A alimentação proporcionada por Quíron incluía mel de abelhas (alimento associado a sabedoria e ao conhecimento), com medula de ursos (animal cujo simbolismo é ligado ao poder temporal e à classe dos guerreiros) e de javalis (animal associado à autoridade espiritual e classe dos sacerdotes) e com vísceras de leões (animal com simbolismo de poder, sabedoria e justiça). Seu treinamento ocorria em contato com a natureza e atividades de caça, adestramento de cavalos, medicina, música e também a prática da virtude. Aquiles tornou-se um adolescente muito belo, louro, de olhos vivos, intrépido, simultaneamente capaz da maior ternura e da maior violência.

Se a antiga divindade Tétis não conseguiu fazer de seu filho um imortal, pôde testemunhar a vida de Aquiles coroada de honra e vitórias nas batalhas em que esteve presente. Aquiles foi um dos grandes heróis gregos da Guerra de Tróia, sendo reverenciado e cultuado pelos seus feitos e considerado como modelo a ser seguido pelos jovens por muitas gerações. Este aspecto foi muito bem explorado pelo diretor do filme “Tróia” e principalmente pelo ator Brad Pitt cujo desempenho foi marcante, explorando muito bem o impacto das ações espetaculares do grande herói.

Sua mãe Tétis usufruiu da gratidão de Hera, a grande deusa do Olimpo e de Zeus, seu marido. Se não criou seu filho, cuidou e educou Hefesto quando este foi arremessado do Olimpo e caiu no mar. Hefesto era o deus das forjas e trabalhava com o fogo. Ele passou nove anos sob os cuidados de Tétis no fundo do mar. Hefesto tornou-se o protetor amigo e leal tanto de Tétis como de seu filho Aquiles.

Por isso Hefesto se perfilou com os gregos na famosa guerra, confeccionando também as vestimentas indestrutíveis de Aquiles, além de incentivá-lo a manter-se otimista e valente nas lutas. Em certa ocasião, durante as batalhas, o rio Escamandro, cansado de receber tantos cadáveres em seu leito, pretendeu submergir Aquiles e seus guerreiros. Hefesto usando chamas, labaredas e seu sopro ígneo nas águas de Escamandro, obrigou-o a manter-se em seu leito. Homero, falando através de Aquiles na Ilíada, descreveu lindamente que: “a força do rio está em chamas”.

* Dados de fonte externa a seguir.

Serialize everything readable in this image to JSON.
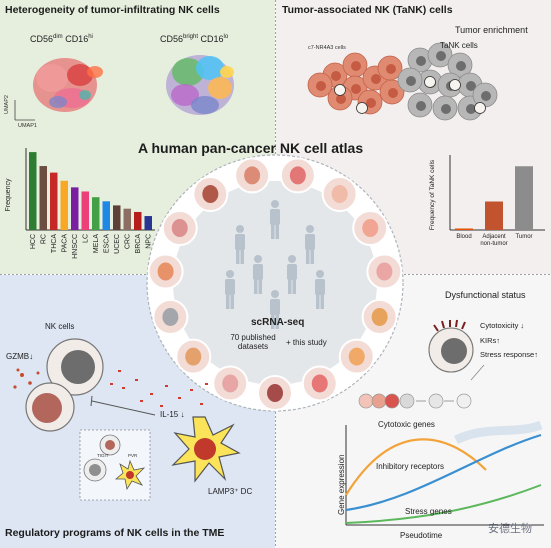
{
  "main_title": "A human pan-cancer NK cell atlas",
  "q1": {
    "title": "Heterogeneity of tumor-infiltrating NK cells",
    "umap_left_label": "CD56dim CD16hi",
    "umap_right_label": "CD56bright CD16lo",
    "umap_axis_y": "UMAP2",
    "umap_axis_x": "UMAP1",
    "bar_ylabel": "Frequency",
    "bar_categories": [
      "HCC",
      "RC",
      "THCA",
      "PACA",
      "HNSCC",
      "LC",
      "MELA",
      "ESCA",
      "UCEC",
      "CRC",
      "BRCA",
      "NPC"
    ],
    "bar_values": [
      0.95,
      0.78,
      0.7,
      0.6,
      0.52,
      0.47,
      0.4,
      0.35,
      0.3,
      0.26,
      0.22,
      0.17
    ],
    "bar_colors": [
      "#2e7d32",
      "#6d4c41",
      "#c62828",
      "#f9a825",
      "#7b1fa2",
      "#ec407a",
      "#43a047",
      "#1e88e5",
      "#5d4037",
      "#8d6e63",
      "#b71c1c",
      "#283593"
    ]
  },
  "q2": {
    "title": "Tumor-associated NK (TaNK) cells",
    "tumor_enrichment": "Tumor enrichment",
    "c7_label": "c7-NR4A3 cells",
    "tank_label": "TaNK cells",
    "bar_ylabel": "Frequency of TaNK cells",
    "bar_categories": [
      "Blood",
      "Adjacent\nnon-tumor",
      "Tumor"
    ],
    "bar_values": [
      0.02,
      0.38,
      0.85
    ],
    "bar_colors": [
      "#e65100",
      "#c1532f",
      "#8c8c8c"
    ]
  },
  "center": {
    "method": "scRNA-seq",
    "datasets": "70 published datasets",
    "plus_study": "+ this study",
    "organ_icons": [
      "thyroid-icon",
      "head-icon",
      "nose-icon",
      "breast-icon",
      "esophagus-icon",
      "stomach-icon",
      "uterus-icon",
      "kidney-icon",
      "skin-icon",
      "colon-icon",
      "bone-icon",
      "pancreas-icon",
      "oral-icon",
      "liver-icon",
      "lung-icon"
    ]
  },
  "q3": {
    "title": "Regulatory programs of NK cells in the TME",
    "nk_cells": "NK cells",
    "gzmb": "GZMB",
    "il15": "IL-15",
    "lamp3": "LAMP3⁺ DC",
    "tigit_label": "TIGIT",
    "pvr_label": "PVR"
  },
  "q4": {
    "title": "Dysfunctional status",
    "cytotoxicity": "Cytotoxicity ↓",
    "kirs": "KIRs↑",
    "stress_response": "Stress response↑",
    "cytotoxic_genes": "Cytotoxic genes",
    "inhibitory": "Inhibitory receptors",
    "stress_genes": "Stress genes",
    "ylabel": "Gene expression",
    "xlabel": "Pseudotime"
  },
  "watermark": "安德生物",
  "colors": {
    "q1_bg": "#e6efde",
    "q2_bg": "#f3efef",
    "q3_bg": "#dde6f2",
    "q4_bg": "#f6f6f6",
    "center_bg": "#e4e7ea",
    "icon_bg": "#f3dcd6"
  }
}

A educação de Aquiles por Quíron teve como objetivo, além da justa preparação para a luta armada e do cumprimento de um grande destino, o desenvolvimento da oratória. Como já vimos, os gregos buscavam o desenvolvimento completo das personalidades cultuadas. Durante sua educação, o herói teve um grande companheiro e amigo de todas as horas chamado Pátroclo. Aquiles se destacava por sua força, sua destreza como caçador e por ser um guerreiro quase indestrutível em lutas com variadas armas. Pátroclo era o amigo leal que o acompanhava em treinamentos e batalhas.